At their mid-year economic review meeting in July, China’s top leaders vowed to “adjust and optimize policies in a timely manner” for its beleaguered property sector.
To date, they have yet to clearly demonstrate their plan to adapt to “major changes” in the demand-supply dynamics in the property market.
“The debt troubles at Country Garden and the uncertainty of government support are feeding into broader unease in the Chinese housing market,” Louise Loo, lead economist at Oxford Economics, wrote in a note dated Aug. 11.
Land sales divergence
As China’s property sector consolidates amid the debt and credit malaise, state-owned developers are better positioned to grow than non-state ones.
State-owned developers saw contracted sales grow by 48% in the first seven months of this year from a year ago, while developers that were not state-owned saw sales fall by 19%, according to data from Natixis Corporate and Investment Banking.
This is enhancing state-owned developers’ ability to buy land from local governments since robust home sales are boosting their cash flow.
“Nowadays, 87% of the land purchases are by [state-owned enterprises], so how do you expect [privately owned enterprises] to grow further?” Gary Ng, a senior economist at Natixis, said in a phone interview Tuesday.
For this year through July, 87% of land purchases by value were by state-owned developers, similar to last year, Natixis data showed.

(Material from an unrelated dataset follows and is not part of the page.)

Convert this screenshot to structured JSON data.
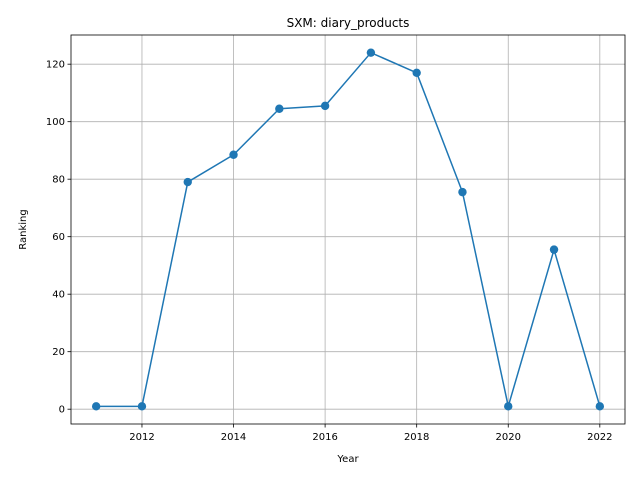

That’s up sharply from 59% in 2021, the data showed.
Ng expects state-owned developers to have greater ownership in China’s real estate market going forward. But he said that while non-state-owned developers have had leverage problems in the past, having so many state-owned developers in the industry might make it more difficult to forecast actual demand.
Still, underlying housing demand in first-tier cities remains somewhat resilient and untapped, and may be unleashed once there’s greater policy clarity.
“Timely policy in stabilizing the demand and sales in the higher-tier cities would be very important,” said Chan from S&P Global.
“If that could be achieved then over time, the stabilization could be spilled over to the lower-tier cities. But that will take an even longer time.”